Ela já estava praticamente escondida atrás da cama, os olhos arregalados e a fala disparando como uma metralhadora.
— Além disso, eu não preciso de nada! Nenhuma recompensa, nenhum gesto nobre! Se eu tiver que fazer um pedido, então… peço que não me peça mais nada! Ah, desculpe, preciso ir! Tenho uma audição! Isso! Uma audição superimportante! Adeus!
Ela tentou correr. Tentou mesmo. Mas antes do terceiro passo, a voz dele ecoou novamente:
— Eu permiti que você saísse?
Amara congelou. As pernas fraquejaram. Seria esse o fim?

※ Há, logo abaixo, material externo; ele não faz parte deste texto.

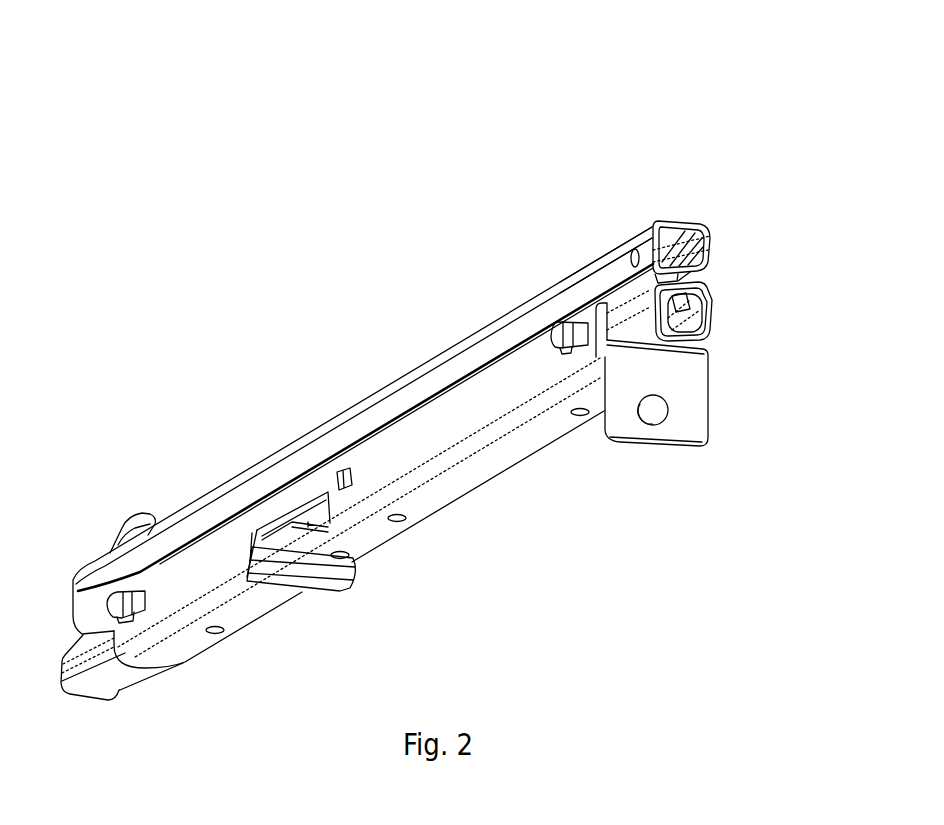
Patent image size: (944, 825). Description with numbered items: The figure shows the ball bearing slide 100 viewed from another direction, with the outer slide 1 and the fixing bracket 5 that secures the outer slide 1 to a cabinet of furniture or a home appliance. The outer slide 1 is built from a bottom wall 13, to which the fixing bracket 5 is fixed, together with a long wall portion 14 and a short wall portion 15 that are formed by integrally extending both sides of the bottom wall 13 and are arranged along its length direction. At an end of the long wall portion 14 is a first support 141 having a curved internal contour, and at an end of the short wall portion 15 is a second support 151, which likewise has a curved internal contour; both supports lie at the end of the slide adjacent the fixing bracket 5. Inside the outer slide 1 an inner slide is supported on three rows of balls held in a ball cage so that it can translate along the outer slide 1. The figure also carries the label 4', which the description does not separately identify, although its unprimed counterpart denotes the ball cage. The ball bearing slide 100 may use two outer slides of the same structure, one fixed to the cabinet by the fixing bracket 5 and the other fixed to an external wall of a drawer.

Mas, surpreendentemente, ele apenas estendeu um papel e uma caneta.
— Escreva um bilhete para Théo. Ele vai se preocupar se acordar e não te encontrar.
Amara piscou, aliviada demais para questionar.
— Claro! Sem problema! Escrevo quantas linhas quiser! Quer rimas também? Coração, emoção, gratidão…
Ela rabiscou o bilhete com pressa e, assim que terminou, praticamente fugiu da sala, como se estivesse escapando de uma sentença de morte.
Pitter observou sua saída com uma expressão difícil de decifrar. Algo entre frieza… e interesse.
Já Pietro se aproximou, ainda chocado.
— Irmão… eu tô sonhando? Você… gostou dela? Logo você? O mesmo homem que passou 32 anos sem demonstrar um mínimo de interesse por alguém! Eu juro que achei que você...
O olhar de Pitter o silenciou de imediato.
— Cale-se.
— Sim, senhor… — Pietro respondeu rápido, mesmo com os olhos brilhando de curiosidade contida.
Mas, no fundo, ele sabia. Algo tinha mudado. Algo que nem o próprio Pitter parecia pronto para admitir.